AG Stein Joins Needed Probe Into Facebook

by | Oct 24, 2019 | The Kovach Corner

It was announced this week that North Carolina Attorney General Josh Stein will be part of the leadership team of fellow attorneys general from across the nation that have joined together in a bipartisan investigation into Facebook.

It’s high time that Facebook is brought to account for the role it plays in the marketplace, both in our economy and in terms of electoral politics.

There has been no shortage of coverage on the role Facebook plays in our society, but now it seems to be receiving ample coverage in terms more familiar to those in history class than in contemporary conversation: a monopoly.

The difference between monopolies as we think of them historically and the ones arising today is in the actual good or service being monopolized.
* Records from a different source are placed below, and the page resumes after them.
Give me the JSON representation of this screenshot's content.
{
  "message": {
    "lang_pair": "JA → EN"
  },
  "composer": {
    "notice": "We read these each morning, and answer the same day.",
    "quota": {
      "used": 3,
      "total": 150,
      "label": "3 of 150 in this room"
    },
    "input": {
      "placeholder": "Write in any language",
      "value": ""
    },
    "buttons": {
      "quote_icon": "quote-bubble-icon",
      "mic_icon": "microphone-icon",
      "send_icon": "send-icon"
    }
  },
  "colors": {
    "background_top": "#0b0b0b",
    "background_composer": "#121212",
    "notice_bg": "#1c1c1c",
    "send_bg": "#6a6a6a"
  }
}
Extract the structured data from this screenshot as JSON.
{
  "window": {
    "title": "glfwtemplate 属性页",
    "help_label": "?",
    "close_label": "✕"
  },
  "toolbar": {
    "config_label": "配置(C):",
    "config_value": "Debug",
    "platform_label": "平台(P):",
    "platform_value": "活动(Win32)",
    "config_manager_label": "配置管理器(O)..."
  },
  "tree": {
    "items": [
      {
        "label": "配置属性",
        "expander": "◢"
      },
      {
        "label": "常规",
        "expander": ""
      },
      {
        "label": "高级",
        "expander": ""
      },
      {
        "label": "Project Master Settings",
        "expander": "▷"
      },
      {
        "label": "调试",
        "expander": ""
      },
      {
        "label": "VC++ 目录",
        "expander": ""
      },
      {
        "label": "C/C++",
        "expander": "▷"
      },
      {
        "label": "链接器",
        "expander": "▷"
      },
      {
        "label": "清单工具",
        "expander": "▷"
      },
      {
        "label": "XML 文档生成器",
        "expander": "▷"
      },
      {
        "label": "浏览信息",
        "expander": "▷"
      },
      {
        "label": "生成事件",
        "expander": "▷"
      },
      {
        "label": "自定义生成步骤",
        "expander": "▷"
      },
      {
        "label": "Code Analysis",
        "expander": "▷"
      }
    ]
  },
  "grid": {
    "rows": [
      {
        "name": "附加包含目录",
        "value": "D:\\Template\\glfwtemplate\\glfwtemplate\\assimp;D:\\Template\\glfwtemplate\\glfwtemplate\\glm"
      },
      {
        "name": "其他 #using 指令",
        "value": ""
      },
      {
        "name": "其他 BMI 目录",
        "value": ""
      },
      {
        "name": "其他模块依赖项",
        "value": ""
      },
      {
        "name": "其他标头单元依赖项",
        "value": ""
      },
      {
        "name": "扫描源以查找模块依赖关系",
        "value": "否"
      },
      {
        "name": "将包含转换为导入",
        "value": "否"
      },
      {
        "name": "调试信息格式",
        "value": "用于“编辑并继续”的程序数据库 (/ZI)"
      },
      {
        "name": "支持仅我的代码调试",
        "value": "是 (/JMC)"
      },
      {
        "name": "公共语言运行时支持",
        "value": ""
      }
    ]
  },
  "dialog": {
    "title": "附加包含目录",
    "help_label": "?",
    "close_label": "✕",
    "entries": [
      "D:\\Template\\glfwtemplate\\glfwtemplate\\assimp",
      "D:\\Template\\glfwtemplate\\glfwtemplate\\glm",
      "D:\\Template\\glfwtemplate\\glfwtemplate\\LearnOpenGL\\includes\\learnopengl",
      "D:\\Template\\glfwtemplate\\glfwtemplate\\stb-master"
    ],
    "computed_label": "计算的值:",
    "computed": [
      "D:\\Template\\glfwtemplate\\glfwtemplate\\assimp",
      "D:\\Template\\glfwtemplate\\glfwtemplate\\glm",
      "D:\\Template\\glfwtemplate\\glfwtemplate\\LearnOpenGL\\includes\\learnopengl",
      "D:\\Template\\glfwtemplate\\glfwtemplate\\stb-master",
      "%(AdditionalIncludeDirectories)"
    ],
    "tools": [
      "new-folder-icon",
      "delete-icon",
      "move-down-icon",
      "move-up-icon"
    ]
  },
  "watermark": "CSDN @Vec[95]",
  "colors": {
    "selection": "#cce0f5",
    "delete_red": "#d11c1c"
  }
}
To borrow a local example of monopolies, we can visit North Carolina’s own J.B. Duke — a humble university in Durham was named after his father. Duke was an industrialist and robber baron in the same vein as Rockefeller and Carnegie; he cornered the market on tobacco, buying out scores of competitors in the industry. By the early 20th century, his grip on the market compelled Theodore Roosevelt’s Justice Department to file an antitrust complaint, and the firm was forced to dissolve a decade later into multiple entities.

Early examples of monopolies are far easier to understand; there are tangible commodities and the effects are clear. With a producer of tobacco, it means there are no competitors to drive down costs. That’s bad for the consumer, and it’s a fundamental aspect of a free market that the government plays a role in upholding.

But now, when the commodity is data, or some other esoteric good, the effect is harder to see. Too often, we consider Facebook and other social media purely in the terms of what we get out of the service. But we forget that, yes, it is a business, and a quite large one at that. Using Facebook means giving your data to the company and being served a barrage of ads based upon what an algorithm thinks you might want to buy.

The business side of social media can be unnerving enough, but where we should really pause is the role those advertisers play when the content is around political communications.

Part of the position of Matt Stoller, author of the upcoming book “Goliath: The 100-Year War Between Monopoly Power and Democracy,” is that what used to be a decentralized advertising system, with thousands of newspapers, magazines, radios and televisions to choose from, is now distilled into basically two: Google and Facebook.

Stoller recently wrote about this in an op-ed published Oct. 17 in the New York Times (“Tech companies are destroying democracy and the free press”).

Many of the laws we operate under were written years, if not decades, before the internet was even a consideration. They’re far outdated, and technology innovates and recreates daily.

That’s why this bipartisan, nationwide effort by attorneys general is so important. It needs to be made clear that a monopolization of information is not a partisan issue.

The sharing of information online should not be in the vise grip of modern-day robber barons like Mark Zuckerberg.

All North Carolinians should be proud of the leadership exhibited by Attorney General Stein and the N.C. Department of Justice in this effort.


This column appeared in the Salisbury Post on Thursday, October 24th.